Elizabeth - Letters from a Small State January 11, 2011 at 8:07 am

I have a really long story behind this comment so to quote Indigo Montoya: “Let me splain… no’s too long. Let me sum up.”
Yesterday I EXPLODED at my husband after he had the nerve to get just a little high and mighty (just a TEENY bit) with me for causing a wreck with our van because I was on my cell phone.
BAH! I hung up on him. Then he called back and I SCREAMED at him for about a minute and he did not even get mad or anything (he might have clued into my being in shock).

However, no excuse.

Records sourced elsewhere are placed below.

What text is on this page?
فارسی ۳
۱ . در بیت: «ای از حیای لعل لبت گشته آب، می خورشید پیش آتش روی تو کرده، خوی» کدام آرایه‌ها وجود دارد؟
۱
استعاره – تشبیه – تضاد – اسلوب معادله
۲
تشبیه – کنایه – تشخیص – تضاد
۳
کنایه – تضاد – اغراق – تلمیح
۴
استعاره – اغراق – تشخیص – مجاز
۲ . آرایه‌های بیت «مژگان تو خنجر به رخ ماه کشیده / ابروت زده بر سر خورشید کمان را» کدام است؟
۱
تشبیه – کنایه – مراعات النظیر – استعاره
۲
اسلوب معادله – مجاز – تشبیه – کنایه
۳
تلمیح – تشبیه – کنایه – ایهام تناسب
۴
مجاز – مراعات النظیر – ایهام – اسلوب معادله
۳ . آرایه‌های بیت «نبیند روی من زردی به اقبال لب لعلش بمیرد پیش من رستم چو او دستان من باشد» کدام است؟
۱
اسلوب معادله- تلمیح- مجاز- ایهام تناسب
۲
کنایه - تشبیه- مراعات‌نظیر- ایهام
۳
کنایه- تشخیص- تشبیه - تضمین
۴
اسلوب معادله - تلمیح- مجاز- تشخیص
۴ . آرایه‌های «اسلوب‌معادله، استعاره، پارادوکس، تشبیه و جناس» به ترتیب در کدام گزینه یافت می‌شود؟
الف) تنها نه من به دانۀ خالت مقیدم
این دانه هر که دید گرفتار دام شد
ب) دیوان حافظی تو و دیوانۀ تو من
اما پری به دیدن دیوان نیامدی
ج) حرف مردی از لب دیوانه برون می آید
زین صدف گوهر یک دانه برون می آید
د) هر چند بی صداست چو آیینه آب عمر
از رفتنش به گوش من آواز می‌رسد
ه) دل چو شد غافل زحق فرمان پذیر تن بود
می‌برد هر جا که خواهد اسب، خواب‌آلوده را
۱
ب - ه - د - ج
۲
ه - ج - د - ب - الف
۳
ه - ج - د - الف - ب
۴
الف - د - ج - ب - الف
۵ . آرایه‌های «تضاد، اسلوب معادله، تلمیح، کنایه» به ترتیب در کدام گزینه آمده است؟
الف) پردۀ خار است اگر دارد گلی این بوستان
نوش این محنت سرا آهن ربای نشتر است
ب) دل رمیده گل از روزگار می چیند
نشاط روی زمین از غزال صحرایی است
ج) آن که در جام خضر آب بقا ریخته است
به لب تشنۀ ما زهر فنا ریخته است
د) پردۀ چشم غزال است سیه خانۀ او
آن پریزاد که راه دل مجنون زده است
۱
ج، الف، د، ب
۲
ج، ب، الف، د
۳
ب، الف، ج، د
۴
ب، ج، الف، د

I deserve his righteous indignation for being an a-hole in the car, smashing up our van and someone else’s car too. He did NOT deserve my wrath.

However, on the other side of that yelling match came a realization: lately, he and I have been really nice to each other and laughing a lot more about things instead of being testy.

And I only noticed it because after I screamed at him, he just came back with an apology and I calmed down and apologized and left that anger at the curb.

Here’s what I am thinking about as I read this AWESOME post which I so love and need like a week to digest: We all need time to learn how to be with each other.

But very little of our experiences are allowing us time to learn how to be with each other.

We are a hit and run, fast-food, I got something for what ails yah and multitask until you die society.

It’s easier to REACT when you haven’t a history with someone, don’t have social or cultural understanding, or don’t feel invested.

Remember small towns and families? Remember “community?” The side effect of knowing people and really being with them is that we are then forced to becoming responsible for the way we act around them.